Previous and next occurrence tracking
The second building block is tracking the previous and next occurrence of the same character. This is a common pattern with hash maps. You make one left-to-right pass recording the last seen index for each character, and one right-to-left pass recording the next seen index. This gives you the boundaries you need for the contribution formula.
This same technique appears in problems involving duplicate elements in arrays, such as finding the number of distinct elements in each window, or computing subarray contributions bounded by repeated values.
Edge cases
Single character string. If s has length 1, the only substring is s itself, and the only character is unique. The answer is 1.
All characters the same. For a string like "AAAA", each A at index i has prev = i - 1 and next = i + 1 (with sentinels at -1 and n). Each A contributes exactly 1 * 1 = 1, so the total equals n. Every substring of length 1 contributes 1 unique character, and every longer substring contributes 0 because A is never unique in a multi-character substring of all A's.
All characters distinct. If every character is different, each character at index i has prev = -1 and next = n. Its contribution is (i + 1) * (n - i). The total is the sum of (i + 1)(n - i) for i from 0 to n-1, which equals n(n+1)(n+2)/6. Every character is unique in every substring that contains it.
Modular arithmetic. The problem asks for the result modulo 10^9 + 7. Since all contributions are positive and we only sum them, you can take the modulus at the end or accumulate modularly. No subtraction is involved, so there are no negative-modulus pitfalls.
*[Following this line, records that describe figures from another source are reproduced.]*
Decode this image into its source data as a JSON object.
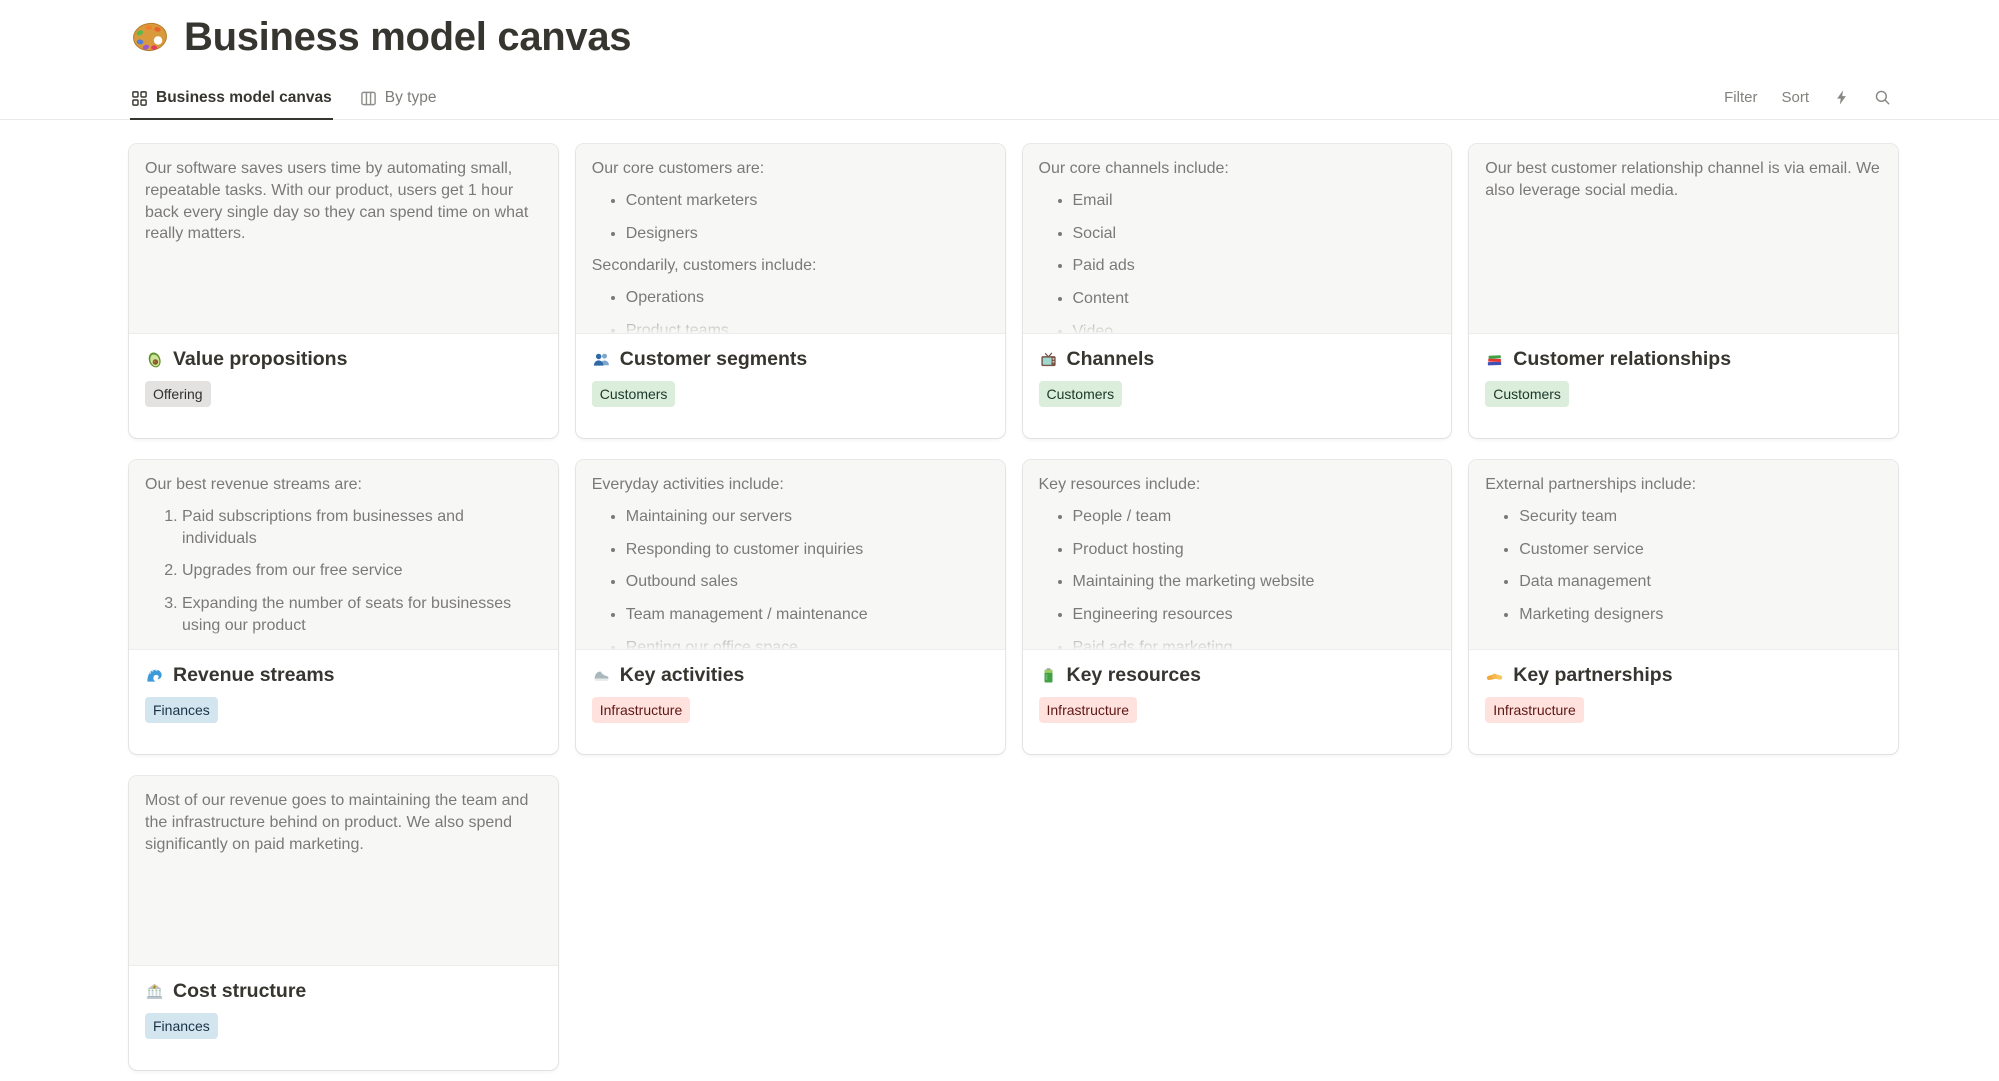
{
  "page": {
    "icon": "palette-icon",
    "title": "Business model canvas"
  },
  "tabs": [
    {
      "id": "business-model-canvas",
      "icon": "gallery-view-icon",
      "label": "Business model canvas",
      "active": true
    },
    {
      "id": "by-type",
      "icon": "board-view-icon",
      "label": "By type",
      "active": false
    }
  ],
  "toolbar": {
    "filter_label": "Filter",
    "sort_label": "Sort",
    "icons": [
      "lightning-icon",
      "search-icon"
    ]
  },
  "tag_styles": {
    "gray": {
      "bg": "#E3E2E0",
      "text": "#32302C"
    },
    "green": {
      "bg": "#DBEDDB",
      "text": "#1C3829"
    },
    "red": {
      "bg": "#FFE2DD",
      "text": "#5D1715"
    },
    "blue": {
      "bg": "#D3E5EF",
      "text": "#183347"
    }
  },
  "cards": [
    {
      "id": "value-propositions",
      "icon": "avocado-icon",
      "title": "Value propositions",
      "tag": {
        "label": "Offering",
        "color": "gray"
      },
      "blocks": [
        {
          "type": "p",
          "text": "Our software saves users time by automating small, repeatable tasks. With our product, users get 1 hour back every single day so they can spend time on what really matters."
        }
      ]
    },
    {
      "id": "customer-segments",
      "icon": "people-icon",
      "title": "Customer segments",
      "tag": {
        "label": "Customers",
        "color": "green"
      },
      "blocks": [
        {
          "type": "p",
          "text": "Our core customers are:"
        },
        {
          "type": "ul",
          "items": [
            "Content marketers",
            "Designers"
          ]
        },
        {
          "type": "p",
          "text": "Secondarily, customers include:"
        },
        {
          "type": "ul",
          "items": [
            "Operations",
            "Product teams"
          ]
        }
      ]
    },
    {
      "id": "channels",
      "icon": "tv-icon",
      "title": "Channels",
      "tag": {
        "label": "Customers",
        "color": "green"
      },
      "blocks": [
        {
          "type": "p",
          "text": "Our core channels include:"
        },
        {
          "type": "ul",
          "items": [
            "Email",
            "Social",
            "Paid ads",
            "Content",
            "Video"
          ]
        }
      ]
    },
    {
      "id": "customer-relationships",
      "icon": "books-icon",
      "title": "Customer relationships",
      "tag": {
        "label": "Customers",
        "color": "green"
      },
      "blocks": [
        {
          "type": "p",
          "text": "Our best customer relationship channel is via email. We also leverage social media."
        }
      ]
    },
    {
      "id": "revenue-streams",
      "icon": "wave-icon",
      "title": "Revenue streams",
      "tag": {
        "label": "Finances",
        "color": "blue"
      },
      "blocks": [
        {
          "type": "p",
          "text": "Our best revenue streams are:"
        },
        {
          "type": "ol",
          "items": [
            "Paid subscriptions from businesses and individuals",
            "Upgrades from our free service",
            "Expanding the number of seats for businesses using our product"
          ]
        }
      ]
    },
    {
      "id": "key-activities",
      "icon": "shoe-icon",
      "title": "Key activities",
      "tag": {
        "label": "Infrastructure",
        "color": "red"
      },
      "blocks": [
        {
          "type": "p",
          "text": "Everyday activities include:"
        },
        {
          "type": "ul",
          "items": [
            "Maintaining our servers",
            "Responding to customer inquiries",
            "Outbound sales",
            "Team management / maintenance",
            "Renting our office space"
          ]
        }
      ]
    },
    {
      "id": "key-resources",
      "icon": "battery-icon",
      "title": "Key resources",
      "tag": {
        "label": "Infrastructure",
        "color": "red"
      },
      "blocks": [
        {
          "type": "p",
          "text": "Key resources include:"
        },
        {
          "type": "ul",
          "items": [
            "People / team",
            "Product hosting",
            "Maintaining the marketing website",
            "Engineering resources",
            "Paid ads for marketing"
          ]
        }
      ]
    },
    {
      "id": "key-partnerships",
      "icon": "handshake-icon",
      "title": "Key partnerships",
      "tag": {
        "label": "Infrastructure",
        "color": "red"
      },
      "blocks": [
        {
          "type": "p",
          "text": "External partnerships include:"
        },
        {
          "type": "ul",
          "items": [
            "Security team",
            "Customer service",
            "Data management",
            "Marketing designers"
          ]
        }
      ]
    },
    {
      "id": "cost-structure",
      "icon": "bank-icon",
      "title": "Cost structure",
      "tag": {
        "label": "Finances",
        "color": "blue"
      },
      "blocks": [
        {
          "type": "p",
          "text": "Most of our revenue goes to maintaining the team and the infrastructure behind on product. We also spend significantly on paid marketing."
        }
      ]
    }
  ]
}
From understanding to recall
You now understand why contribution counting transforms this problem from O(n^2) to O(n), and how the previous/next occurrence boundaries define each character's contribution. But recognizing this pattern quickly in an interview requires practice. The shift from "iterate over substrings" to "iterate over characters" is the kind of insight that feels obvious after you have seen it a few times, yet remains invisible when you have not.
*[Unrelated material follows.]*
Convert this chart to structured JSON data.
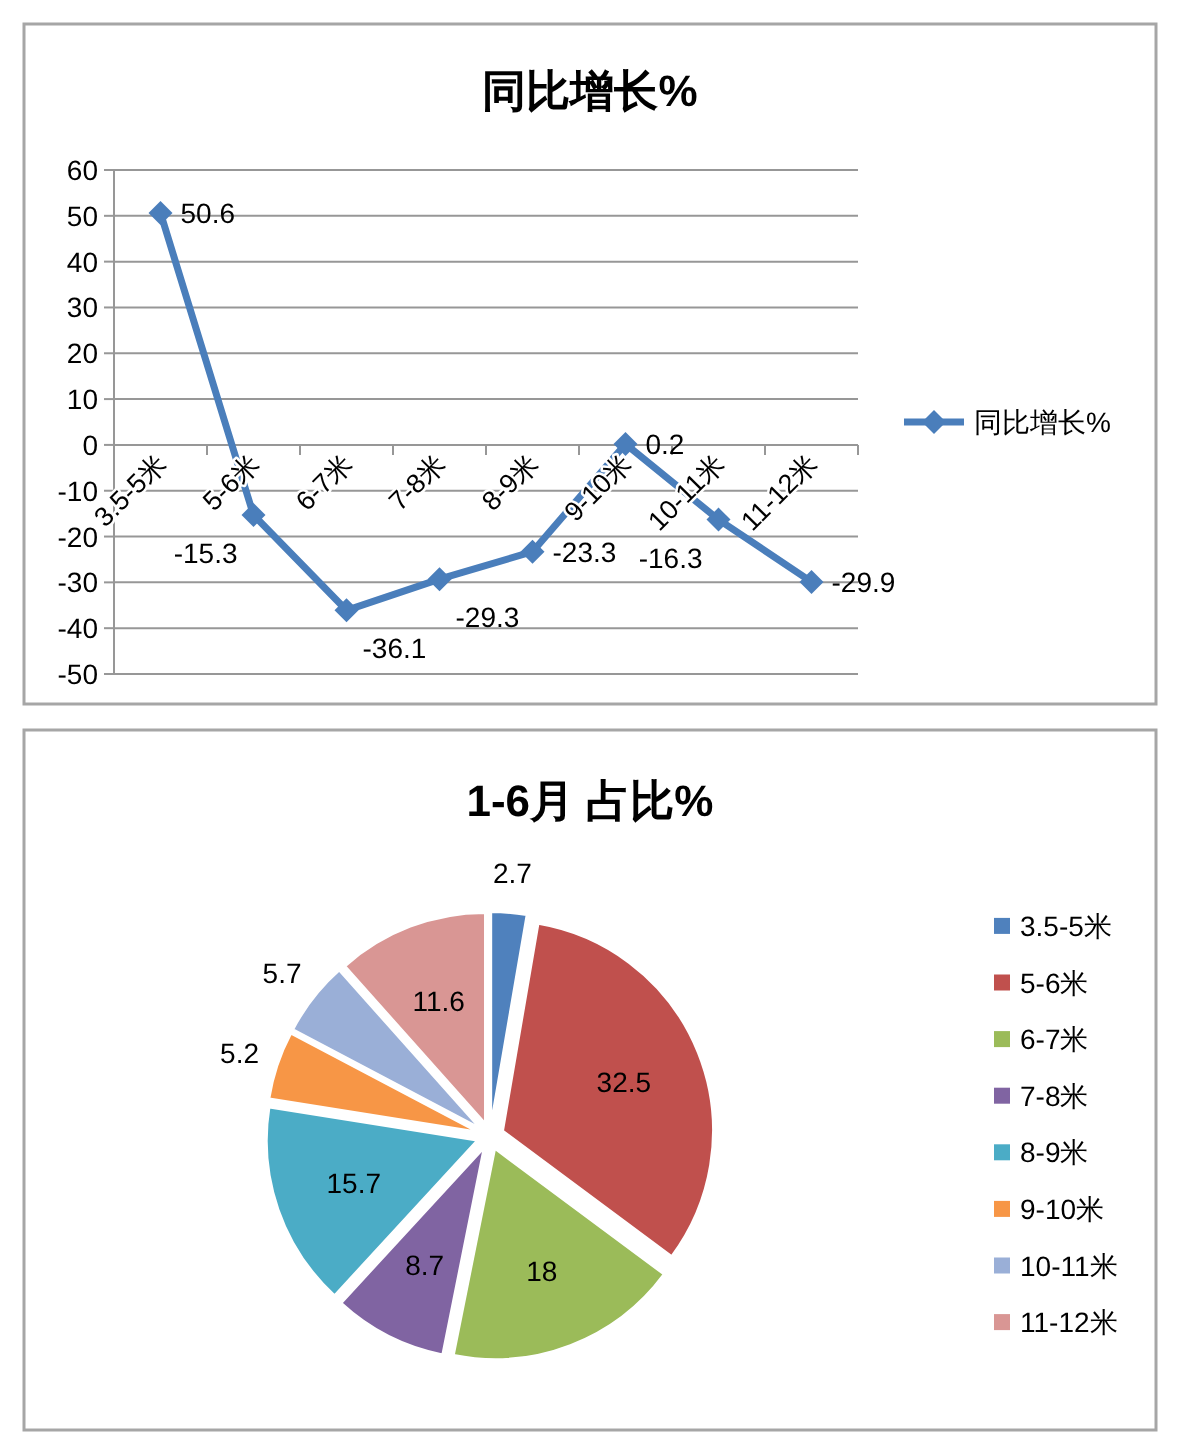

Drilling this problem with spaced repetition helps you internalize the contribution counting template. Once the formula (i - prev) * (next - i) is automatic, you can apply it to a whole family of substring and subarray summation problems. Contribution counting is one of roughly 60 reusable building blocks in the CodeBricks system, and pairing it with previous/next occurrence tracking covers a significant slice of hard string problems.
Related posts
- Subarray Sum Equals K - Another problem where flipping the perspective from subarrays to prefix sums unlocks an efficient solution.
- Longest Substring Without Repeating Characters - Uses a sliding window to track character uniqueness across substrings.
- Distinct Subsequences - A different counting problem on strings, solved with 2D DP and the match/skip recurrence.
Contribution counting turns a hard substring problem into a clean linear scan. Once you see the pattern, you will reach for it whenever a problem asks you to sum a property across all substrings or subarrays.